Oncotarget published ‘Piperlongumine promotes the death of retinoblastoma cancer cells’ which reported that while retinoblastoma initiation is triggered by the inactivation of both alleles of the retinoblastoma tumour suppressor gene in the developing retina, tumour progression requires additional epigenetic changes, retinoblastoma genomes being quite stable.
In this report, the authors analysed the pro-death effect of piperlongumine, a natural compound isolated from Piper longum L., on two human retinoblastoma cell lines, WERI-Rb and Y79. The effects of PL on cell proliferation, cell death and cell cycle were investigated.
PL effectively inhibited cell growth, impacted the cell cycle by decreasing the level of cyclins and CDK1 and increasing CDKN1A and triggered a caspase-3 independent cell death process in which reactive oxygen species production is a major player.
Indeed, PL toxicity in retinoblastoma cell lines was inhibited by a ROS scavenger N-acetyl-l-cysteine treatment. These Oncotarget findings suggest that PL reduces tumour growth and induces cell death by regulating the cell cycle.
Dr Nathalie Allaman-Pillet from The Institute for Research in Ophthalmology in Switzerland said, “Retinoblastoma is a malignant tumour derived from photoreceptor precursor cells.”
Although the survival rate of patients with retinoblastoma is extremely high in developed countries, left untreated advanced tumours limit eye preservation and expose patients to risks of metastasis and death.
A multi-step model for the progression of the normal retina to retinoblastoma has been proposed, the first step being the inactivation of both alleles of the tumour suppressor gene RB1 in the developing retina.
PL was described as an anticancer compound modulating apoptosis, ROS production, cell proliferation, migration and invasion, and showing a selective cytotoxic effect on several cancer cell types including pancreatic, renal, prostate, and breast cancers.

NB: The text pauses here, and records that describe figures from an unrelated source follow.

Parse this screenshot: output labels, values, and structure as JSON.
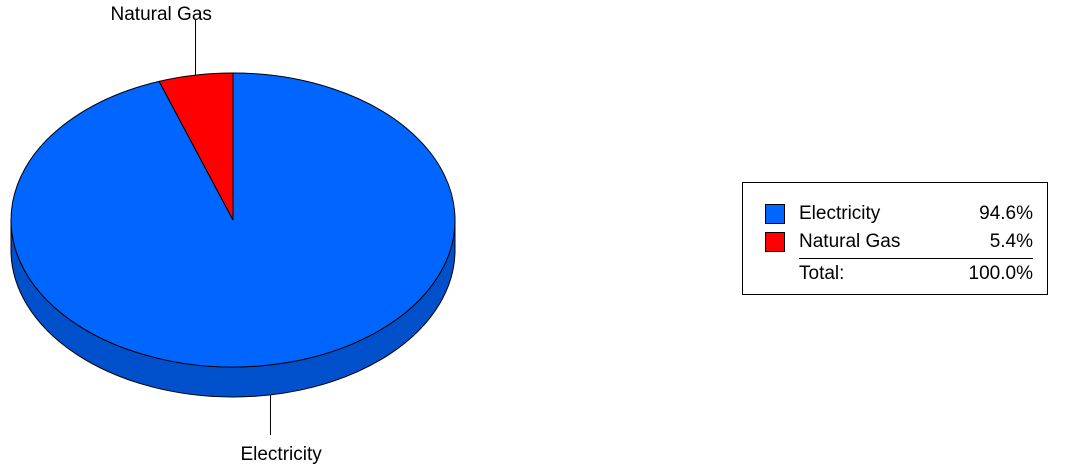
{
  "chart_data": {
    "type": "pie",
    "style": "3d",
    "categories": [
      "Electricity",
      "Natural Gas"
    ],
    "values": [
      94.6,
      5.4
    ],
    "unit": "%",
    "colors": [
      "#0066ff",
      "#ff0000"
    ],
    "side_colors": [
      "#0050cc",
      "#cc0000"
    ],
    "slice_labels": [
      "Electricity",
      "Natural Gas"
    ],
    "legend": {
      "position": "right",
      "items": [
        {
          "label": "Electricity",
          "value": "94.6%",
          "color": "#0066ff"
        },
        {
          "label": "Natural Gas",
          "value": "5.4%",
          "color": "#ff0000"
        }
      ],
      "total_label": "Total:",
      "total_value": "100.0%"
    }
  }
}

In this report, they studied the death potential of PL on two human retinoblastoma cell lines, WERI-Rb and Y79.
The Allaman-Pillet Research Team concluded in their Oncotarget Research Output, “Our study reports that PL induces retinoblastoma cells death through the accumulation of ROS resulting in cellular oxidative stress. The potential role of FOXM1 in this cell death process has to be verified using inhibitors or following FOXM1 overexpression. These data provide in vitro evidence that PL could serve as a potential anticancer molecule in retinoblastoma treatment.”